Unlock a world of possibilities! Login now and discover the exclusive benefits awaiting you.
Hi experts,
Basically, I'm pulling many small files and putting them into 1 large table, making them unique by using FileName and a Field to make a Key.
[Text] is the same for every record in each File. It shows up as either
A,
B,
or AB
Here's my Script
LOAD
Filename() as [File],
@1 as [ID],
@2 as [TEXT],
Filename()&@2&@1 as [Key]
FROM
(txt, codepage is 1252, no labels, delimiter is ';', msq);
Here's Example Data
File1
ID TEXT
1 A
2 A
3 A
4 A
File2
ID TEXT
6 AB
7 AB
8 AB
9 AB
If it has AB in it to split these records into 2. So basically pull the entire file with all A's, then pull it again with all B's.
File2
ID TEXT
6 A
7 A
8 A
9 A
6 B
7 B
8 B
9 B
My [Key] file should make sure there are no duplicates in this case, since there can't be duplicate file names.
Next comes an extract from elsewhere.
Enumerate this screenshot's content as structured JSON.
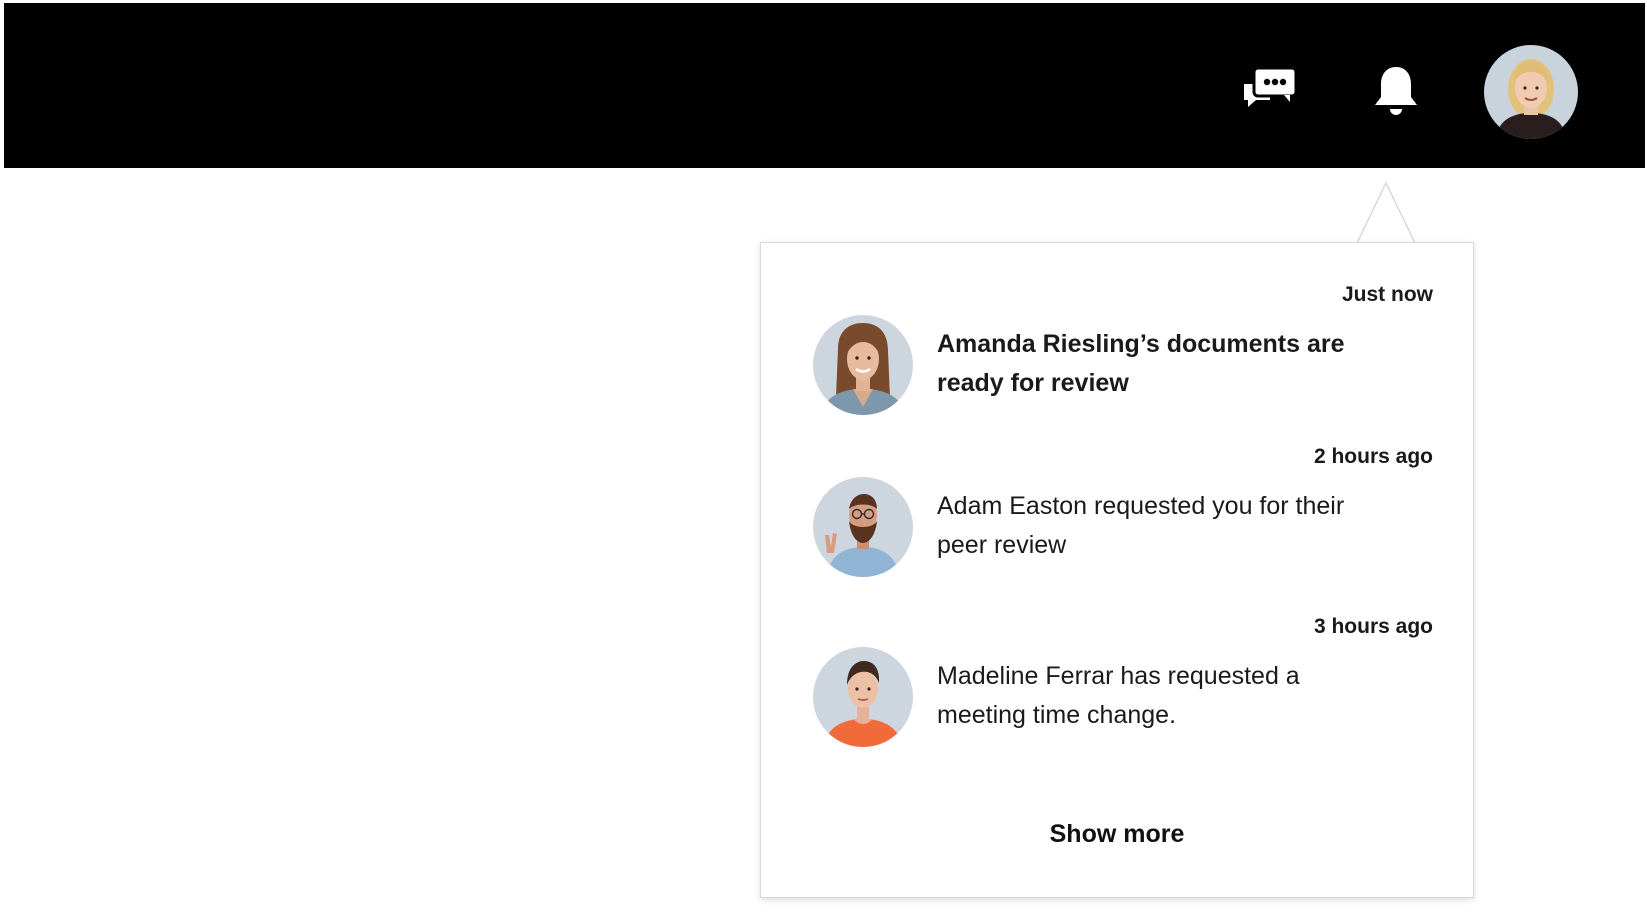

Any help would be greatly appreciated. Thanks
Here is a more dynamic solution:
Table:
LOAD Filename() as [File],
ID,
TEXT,
Len(TEXT) as Length
FROM
*.txt
(txt, codepage is 1252, embedded labels, delimiter is '\t', msq);
FinalTable:
LOAD *,
File&TEXT&ID as [Key];
LOAD File,
ID,
Mid(TEXT, IterNo(), 1) as TEXT
Resident Table
While IterNo() <= Length;
DROP Table Table;
May be like this:
Table:
LOAD Filename() as [File],
ID,
If(Len(TEXT) = 2, SubField(Left(TEXT, 1) & '|' & Right(TEXT, 1), '|'), TEXT) as TEXT
FROM
*.txt
(txt, codepage is 1252, embedded labels, delimiter is '\t', msq);
FinalTable:
LOAD *,
File&TEXT&ID as [Key]
Resident Table;
DROP Table Table;
Hi Sunny, this worked great for my Sample data. Unfortunately I simplified it a bit from my real life data.
What would you do to the Text column if it had the possibility of being anywhere from 1 character to 5 characters. And the results to act the exact same way as your solution did.
So instead of Just A or AB, it can be ABCDE
Here is a more dynamic solution:
Table:
LOAD Filename() as [File],
ID,
TEXT,
Len(TEXT) as Length
FROM
*.txt
(txt, codepage is 1252, embedded labels, delimiter is '\t', msq);
FinalTable:
LOAD *,
File&TEXT&ID as [Key];
LOAD File,
ID,
Mid(TEXT, IterNo(), 1) as TEXT
Resident Table
While IterNo() <= Length;
DROP Table Table;
you are a genius, works perfectly for the 3 columns. Thank you!
If there are more detail columns in the First table, how do I ensure these are brought over into the FinalTable as well?
Have not tested this, but try this:
Table:
LOAD Filename() as [File],
*,
Len(TEXT) as Length
FROM
*.txt
(txt, codepage is 1252, embedded labels, delimiter is '\t', msq);
FinalTable:
LOAD *,
File&TEXT1&ID as [Key];
LOAD *,
Mid(TEXT, IterNo(), 1) as TEXT1
Resident Table
While IterNo() <= Length;
DROP Table Table;
DROP Field TEXT;
RENAME FIELD TEXT1 to TEXT;
Thanks Again, I seem to be getting out of object memory alot now though (with many files being pulled)
With a lot of data in your application, you would need a lot of RAM to handle it
Sunny, what is the term for the Double LOAD that we do for table2? I want to understand more about it. Also I cannot seem to get a Lookup to work against this table. Keeps coming back as Field not found in FinalTable (whether I try looking for the alias I've created, or the original Fieldname) would you know why?
It is called Preceding load: Preceding Load
Would you be able to show the error message of share log file?